Fluker disagreed with the penalty, which negated a 5-yard Mike Davis run that would have put the Seahawks (2-3) at the 30. Carroll didn’t go as far as to say that Fluker shouldn’t have been penalized, but he called it “really disturbing” that it happened.
“We ran the ball 32 times on the day and they ran it 30, I think, so there was 60-something runs and it comes down to, 'Let's throw that flag right there,'” Carroll said. “Unfortunately it happened. They got a great break out of that. It was a great break for them. I haven't seen the play, but there was a lot of plays in that game that probably could have warranted a penalty thrown. And it happened on that play right then. Really, it just pissed me off knowing that was how this thing ended. It was unfortunate."
So many things had to go right for the Seahawks to pull off an upset as seven-point underdogs, and for the game's first 55 minutes, quite a few did. Another big day on the ground for Chris Carson and a typically efficient performance from Wilson -- who tossed three touchdowns without an interception -- helped keep the Seahawks in it.
They also got some timely stops by their defense, which lost another one of its pillars last week when Earl Thomas broke his leg. But the Seahawks could have used Thomas securing the back end while the Rams did to Seattle what their top-ranked offense had been doing to opposing defenses throughout their 4-0 start -- beat them with huge gains. That included completions to Robert Woods that gained 17 and 20 yards on what turned out to be the game-winning field goal drive. Los Angeles racked up 468 yards and averaged a more-than-healthy 7.4 per play. Missed tackles were part of the problem.
“They had some plays that got away from us,” cornerback Shaquill Griffin said.
The Seahawks’ offense had several of its own, including runs of 37 by Davis and 21 by Carson. Seattle finished with 190 yards on the ground, marking three straight weeks in which its running game has delivered after a curiously slow start to the season.
"We literally kicked their ass up front,” Fluker said. “I think that showed everything. We played hard every single snap. I mean, shoot, I don't know how much you can ask for there. They're a great front but they don't want to play that run. They're not about that. They made plays here and there. They're a great football team. Their offense saved them. But at the end of the day, we played hard for 60 minutes in that ball game and, shoot, I just don't understand how we didn't come out on top. But at the end of the day, we all played hard for each other and we're going to see them again. I can't wait for it."
Said Carroll of how the run game has found its footing: "I'm thrilled about that because you can see it, you can tell what kind of team we are now. You know who we are and we know who we are too. We're just getting warmed up."
It's a sign of how times have changed for the once-mighty Seahawks to search for positives in a two-point defeat -- at home, no less. But that's where they are in this season of transition. Trading punches with one of the best teams in the league shows that the distance between them may not be as large as it has looked since the Rams throttled the Seahawks by 35 points in December, their most lopsided loss under Carroll.

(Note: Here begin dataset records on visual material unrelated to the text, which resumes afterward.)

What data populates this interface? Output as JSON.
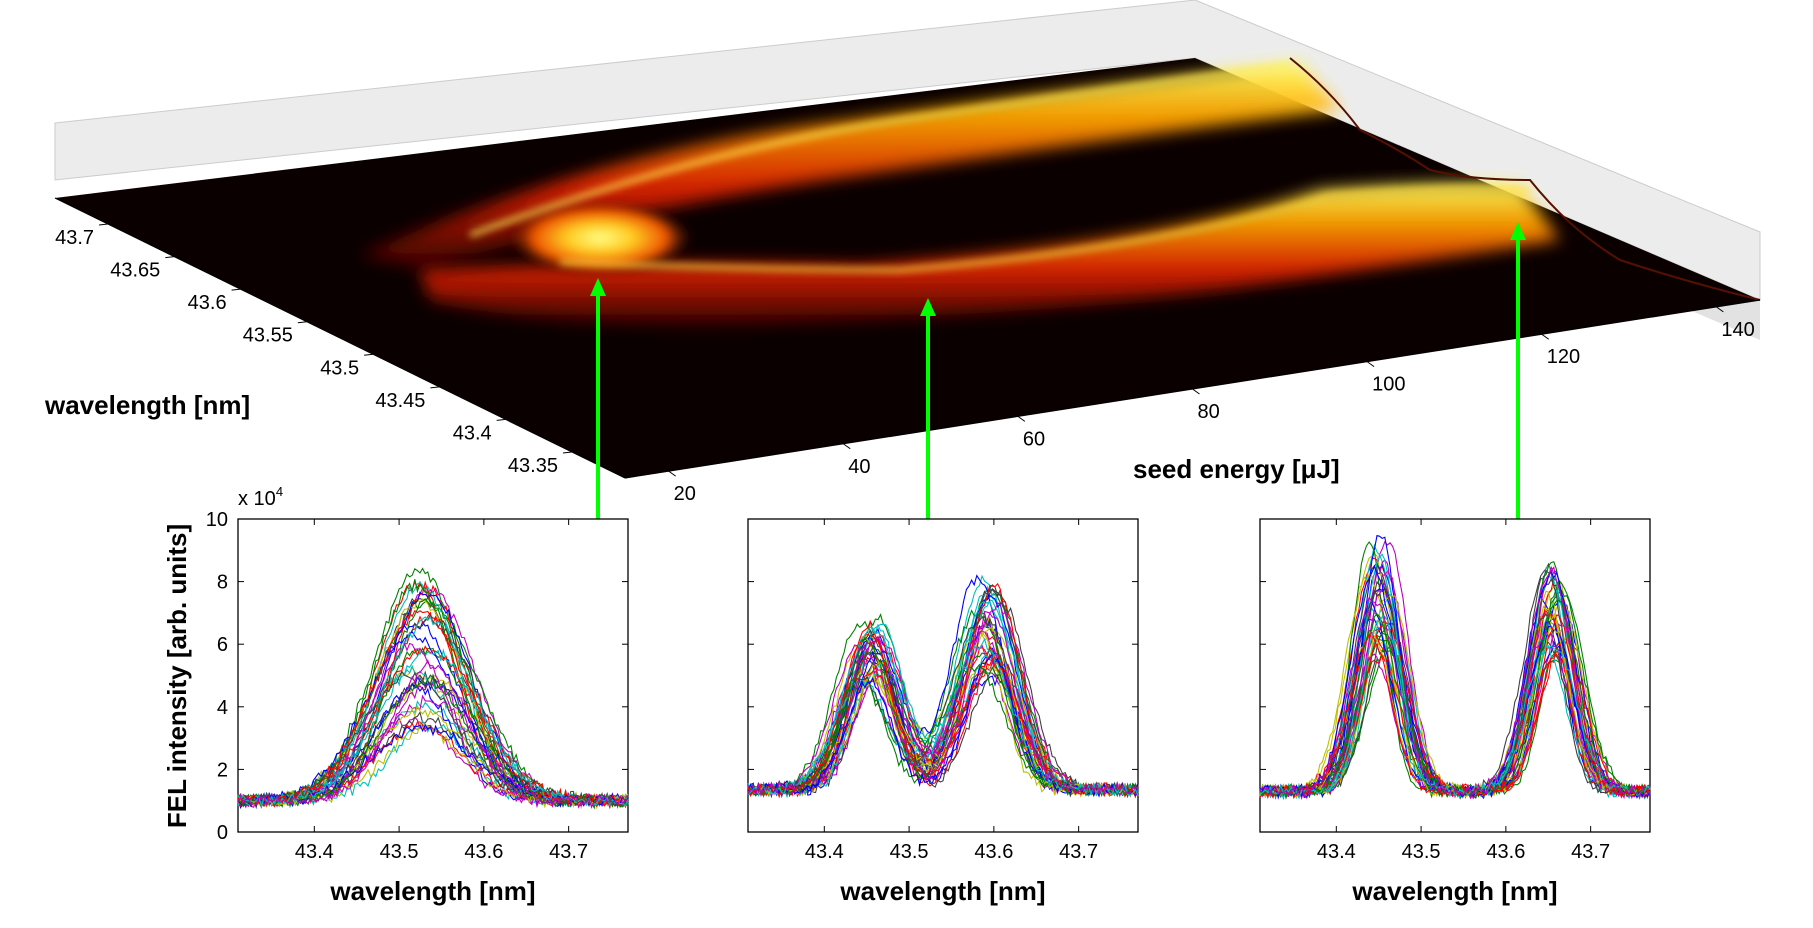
{
  "chart_data": [
    {
      "type": "surface",
      "title": "",
      "xlabel": "seed energy [μJ]",
      "ylabel": "wavelength [nm]",
      "x_ticks": [
        "20",
        "40",
        "60",
        "80",
        "100",
        "120",
        "140"
      ],
      "y_ticks": [
        "43.35",
        "43.4",
        "43.45",
        "43.5",
        "43.55",
        "43.6",
        "43.65",
        "43.7"
      ],
      "xlim": [
        15,
        145
      ],
      "ylim": [
        43.31,
        43.74
      ],
      "colormap": "hot",
      "ridges": [
        {
          "seed_energy": [
            15,
            40,
            60,
            80,
            100,
            120,
            140
          ],
          "wavelength": [
            43.52,
            43.53,
            43.6,
            43.62,
            43.64,
            43.65,
            43.66
          ]
        },
        {
          "seed_energy": [
            15,
            40,
            60,
            80,
            100,
            120,
            140
          ],
          "wavelength": [
            43.52,
            43.51,
            43.47,
            43.46,
            43.455,
            43.45,
            43.45
          ]
        }
      ],
      "markers": [
        {
          "seed_energy": 30,
          "panel": 1
        },
        {
          "seed_energy": 60,
          "panel": 2
        },
        {
          "seed_energy": 120,
          "panel": 3
        }
      ],
      "marker_color": "#00ff00"
    },
    {
      "type": "line",
      "panel": 1,
      "xlabel": "wavelength [nm]",
      "ylabel": "FEL intensity [arb. units]",
      "xlim": [
        43.31,
        43.77
      ],
      "ylim": [
        0,
        10
      ],
      "y_multiplier": "x 10",
      "y_multiplier_exponent": "4",
      "x_ticks": [
        "43.4",
        "43.5",
        "43.6",
        "43.7"
      ],
      "y_ticks": [
        "0",
        "2",
        "4",
        "6",
        "8",
        "10"
      ],
      "n_shots": 40,
      "baseline": 1.0,
      "peaks": [
        {
          "center": 43.525,
          "width": 0.052,
          "height_range": [
            2.3,
            7.4
          ]
        }
      ]
    },
    {
      "type": "line",
      "panel": 2,
      "xlabel": "wavelength [nm]",
      "xlim": [
        43.31,
        43.77
      ],
      "ylim": [
        0,
        10
      ],
      "x_ticks": [
        "43.4",
        "43.5",
        "43.6",
        "43.7"
      ],
      "n_shots": 40,
      "baseline": 1.35,
      "peaks": [
        {
          "center": 43.455,
          "width": 0.03,
          "height_range": [
            3.4,
            5.5
          ]
        },
        {
          "center": 43.59,
          "width": 0.032,
          "height_range": [
            3.6,
            6.8
          ]
        }
      ]
    },
    {
      "type": "line",
      "panel": 3,
      "xlabel": "wavelength [nm]",
      "xlim": [
        43.31,
        43.77
      ],
      "ylim": [
        0,
        10
      ],
      "x_ticks": [
        "43.4",
        "43.5",
        "43.6",
        "43.7"
      ],
      "n_shots": 40,
      "baseline": 1.3,
      "peaks": [
        {
          "center": 43.45,
          "width": 0.024,
          "height_range": [
            4.2,
            8.2
          ]
        },
        {
          "center": 43.655,
          "width": 0.024,
          "height_range": [
            4.3,
            7.3
          ]
        }
      ]
    }
  ],
  "colors": {
    "series": [
      "#0000ff",
      "#008000",
      "#ff0000",
      "#00bfbf",
      "#bf00bf",
      "#bfbf00",
      "#404040"
    ],
    "marker": "#00ff00",
    "back_wall": "#ececec"
  }
}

They should be favored in next week’s game against the Oakland Raiders (1-4) in London, which will be a prime opportunity to even their record heading into the bye.
But this one was right there for the taking.

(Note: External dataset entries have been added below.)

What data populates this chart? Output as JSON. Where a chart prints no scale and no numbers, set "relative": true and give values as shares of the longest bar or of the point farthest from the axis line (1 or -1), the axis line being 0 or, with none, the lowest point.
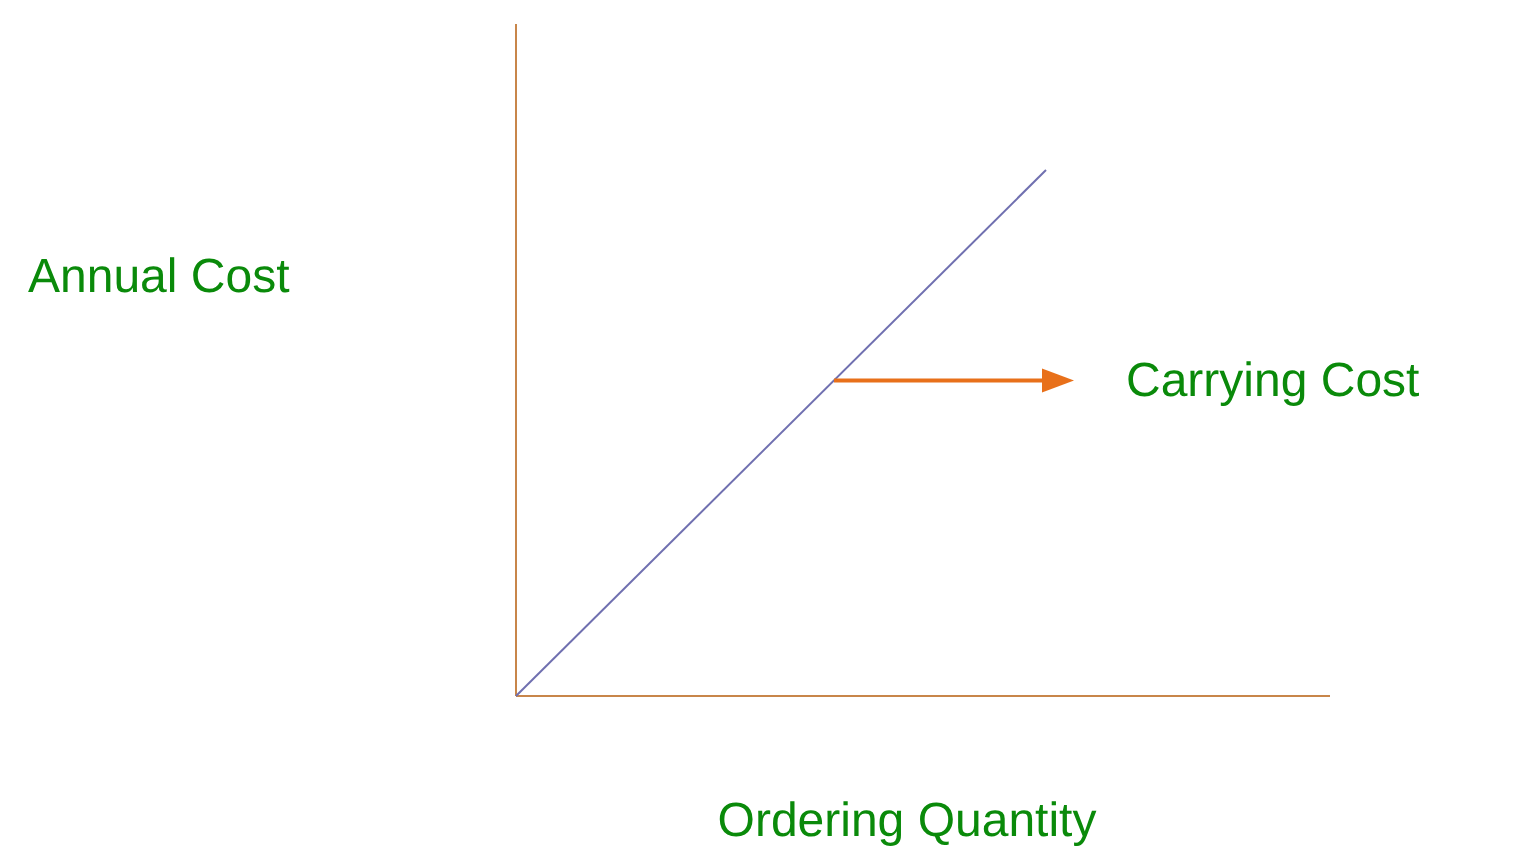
{
  "chart_data": {
    "type": "line",
    "relative": true,
    "xlabel": "Ordering Quantity",
    "ylabel": "Annual Cost",
    "annotations": [
      "Carrying Cost"
    ],
    "categories": [
      null,
      null
    ],
    "series": [
      {
        "color": "#7070b0",
        "values": [
          0,
          1
        ]
      }
    ],
    "line_style": "solid"
  }
}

“It’s frustrating,” left tackle Duane Brown said of the penalties on the final drive. “That’s when you have to be at your best. I have to go back and see the call. There was some debate on what happened. The false start was just miscommunication. If you give [Janikowski] 5 more yards, we’re right there. It’s a tough one to take on the chin, but like I said, we got some encouraging effort out of it and we’ve got to keep going.”